Under the epidemic, the company optimized its business line, resulting in a decline in revenue and a high net profit. The revenue of 22H1 company has declined, and the revenue of proprietary Chinese medicine / western patent medicine / biopharmaceutical has respectively achieved 14.59 million yuan, down 8.3%, 13.37% and 20.95% respectively over the same period last year. Among them, Shuxuetong injection, the leading product of prescription drugs, was affected by the epidemic situation and the adjustment of dealer structure, and its revenue was under pressure in the first half of the year; Western proprietary Medicine was mainly due to the transfer of equity in Jiuzhitang Pharmaceutical and its two subsidiaries in May 22; OTC products were mainly affected by the rising cost of raw materials. The gross profit margin of 22H1 was 56.4%, down 4.87pct from the same period last year. The high increase in net profit but the large decrease in non-net profit is mainly due to the transfer of 51% equity in Jiuzhitang Pharmaceutical to increase the net profit by 212 million yuan, which belongs to non-recurrent profit and loss items. The company carried out the reform of the integration of production and marketing in the first half of the year, optimized the business management system, and established integrated production and marketing units in Changsha, Mudanjiang and other places.
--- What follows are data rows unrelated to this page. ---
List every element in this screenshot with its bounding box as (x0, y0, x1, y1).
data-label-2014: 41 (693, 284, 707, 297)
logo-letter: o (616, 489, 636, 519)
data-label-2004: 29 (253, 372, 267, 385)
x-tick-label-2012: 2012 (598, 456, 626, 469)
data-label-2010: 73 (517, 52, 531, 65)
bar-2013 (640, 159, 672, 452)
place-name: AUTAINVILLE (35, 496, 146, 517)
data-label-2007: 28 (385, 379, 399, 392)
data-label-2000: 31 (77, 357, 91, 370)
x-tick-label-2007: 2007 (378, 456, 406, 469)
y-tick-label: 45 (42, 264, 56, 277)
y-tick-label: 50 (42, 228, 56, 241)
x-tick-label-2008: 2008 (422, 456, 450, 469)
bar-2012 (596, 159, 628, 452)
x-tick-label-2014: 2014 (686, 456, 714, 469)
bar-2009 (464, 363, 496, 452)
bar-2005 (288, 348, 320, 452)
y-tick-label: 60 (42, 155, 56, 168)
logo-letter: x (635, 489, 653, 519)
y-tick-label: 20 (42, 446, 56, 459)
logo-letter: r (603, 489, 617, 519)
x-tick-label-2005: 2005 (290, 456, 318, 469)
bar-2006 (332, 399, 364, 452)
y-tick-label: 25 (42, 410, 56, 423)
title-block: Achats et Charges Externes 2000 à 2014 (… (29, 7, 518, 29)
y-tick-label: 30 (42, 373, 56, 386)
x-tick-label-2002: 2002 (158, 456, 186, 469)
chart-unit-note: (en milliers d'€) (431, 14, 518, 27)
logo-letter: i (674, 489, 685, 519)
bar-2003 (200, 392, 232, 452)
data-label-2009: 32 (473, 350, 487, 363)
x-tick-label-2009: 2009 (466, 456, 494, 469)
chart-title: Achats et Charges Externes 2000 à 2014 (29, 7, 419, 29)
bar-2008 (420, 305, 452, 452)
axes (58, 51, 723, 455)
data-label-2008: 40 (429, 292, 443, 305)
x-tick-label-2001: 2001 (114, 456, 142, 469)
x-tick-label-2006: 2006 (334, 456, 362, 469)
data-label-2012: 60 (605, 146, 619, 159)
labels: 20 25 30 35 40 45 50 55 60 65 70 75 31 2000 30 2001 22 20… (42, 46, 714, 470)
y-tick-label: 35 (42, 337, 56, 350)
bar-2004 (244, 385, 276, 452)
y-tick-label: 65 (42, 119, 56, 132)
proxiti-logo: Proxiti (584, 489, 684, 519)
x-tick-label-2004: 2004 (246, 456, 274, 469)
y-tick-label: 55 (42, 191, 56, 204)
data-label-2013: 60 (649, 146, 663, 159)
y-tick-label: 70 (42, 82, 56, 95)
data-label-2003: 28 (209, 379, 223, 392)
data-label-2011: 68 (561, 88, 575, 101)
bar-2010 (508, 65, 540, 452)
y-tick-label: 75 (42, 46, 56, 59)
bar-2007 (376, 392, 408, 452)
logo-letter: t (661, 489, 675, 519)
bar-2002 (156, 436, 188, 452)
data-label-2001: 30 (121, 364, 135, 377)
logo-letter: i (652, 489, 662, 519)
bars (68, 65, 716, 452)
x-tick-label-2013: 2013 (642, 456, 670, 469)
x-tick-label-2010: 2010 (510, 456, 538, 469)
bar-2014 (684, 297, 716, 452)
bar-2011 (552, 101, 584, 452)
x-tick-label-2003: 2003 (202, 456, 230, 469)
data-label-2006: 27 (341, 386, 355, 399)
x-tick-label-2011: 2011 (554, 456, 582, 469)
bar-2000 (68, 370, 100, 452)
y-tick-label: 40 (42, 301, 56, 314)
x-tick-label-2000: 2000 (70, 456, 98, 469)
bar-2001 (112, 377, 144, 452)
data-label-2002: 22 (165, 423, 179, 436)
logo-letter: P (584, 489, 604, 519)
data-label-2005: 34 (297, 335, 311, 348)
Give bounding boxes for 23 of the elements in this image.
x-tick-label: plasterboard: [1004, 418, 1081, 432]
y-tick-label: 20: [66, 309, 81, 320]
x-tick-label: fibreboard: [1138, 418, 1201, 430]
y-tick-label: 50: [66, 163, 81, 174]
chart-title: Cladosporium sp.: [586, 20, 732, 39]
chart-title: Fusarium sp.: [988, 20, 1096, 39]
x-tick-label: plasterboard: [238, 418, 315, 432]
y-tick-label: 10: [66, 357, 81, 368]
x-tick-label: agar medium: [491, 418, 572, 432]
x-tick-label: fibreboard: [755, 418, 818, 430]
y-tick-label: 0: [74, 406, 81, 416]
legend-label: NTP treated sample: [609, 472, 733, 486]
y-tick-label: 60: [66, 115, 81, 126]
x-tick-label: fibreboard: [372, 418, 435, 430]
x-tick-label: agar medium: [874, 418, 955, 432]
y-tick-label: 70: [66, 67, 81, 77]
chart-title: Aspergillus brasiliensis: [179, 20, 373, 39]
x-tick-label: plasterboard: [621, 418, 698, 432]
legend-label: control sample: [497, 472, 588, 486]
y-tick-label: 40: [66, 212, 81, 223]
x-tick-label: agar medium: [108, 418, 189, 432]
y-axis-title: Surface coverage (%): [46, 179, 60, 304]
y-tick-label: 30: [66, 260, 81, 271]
The cost side is affected by the rise of raw materials, and the control of sales expense rate has achieved remarkable results. The operating cost of 22H1 accounted for 43.60%, an increase of 4.87pct over the same period last year. It is mainly caused by the rise in the price of raw materials. The 22H1 sales expense rate, management expense rate and financial expense rate are 35.0%, 6.49%, 0.02%, respectively, compared with the same period last year-2.11pct/+0.55pct/-0.07pct. Through active management, the rate of sales expenses has been significantly reduced. The company's cost side and expense side are expected to continue to optimize and continue to open up profit margins.
Join hands with Yifeng empowering industrial chain to jointly develop retail channels. The company signed the "Equity transfer Framework Agreement" with Yifeng Pharmacy on April 23, transferring 51% of the shares of Jiuzhitang Pharmaceutical. As of June 30, Jiuzhitang Pharmaceutical has completed the registration procedures for industrial and commercial change of equity transfer. We believe that the profit margins of pharmaceutical chains under the leadership of Yifeng Pharmacy will improve in the second half of the year, while OTC will benefit from the offline channels of Yifeng Pharmacy.
Investment suggestion: Jiuzhitang is a century-old Chinese time-honored brand with steady business development and rich echelon of products. The company integrates its business to improve the utilization rate of resources and join hands with Yifeng Pharmacy to broaden offline channels. We expect operating income of 3.506 billion yuan, 3.471 billion yuan and 3.829 billion yuan respectively, net profit of 518 million yuan, 671 million yuan and 755 million yuan respectively, EPS of 0.60 yuan, 0.77 yuan and 0.87 yuan respectively, corresponding to August 31 closing price of 8.82 yuan and PE of 15x, 11x and 10x respectively, maintaining the "buy" rating.
Risk tips: industry policy change risk, epidemic rebound risk, raw material supply shortage and price fluctuation risk, R & D risk.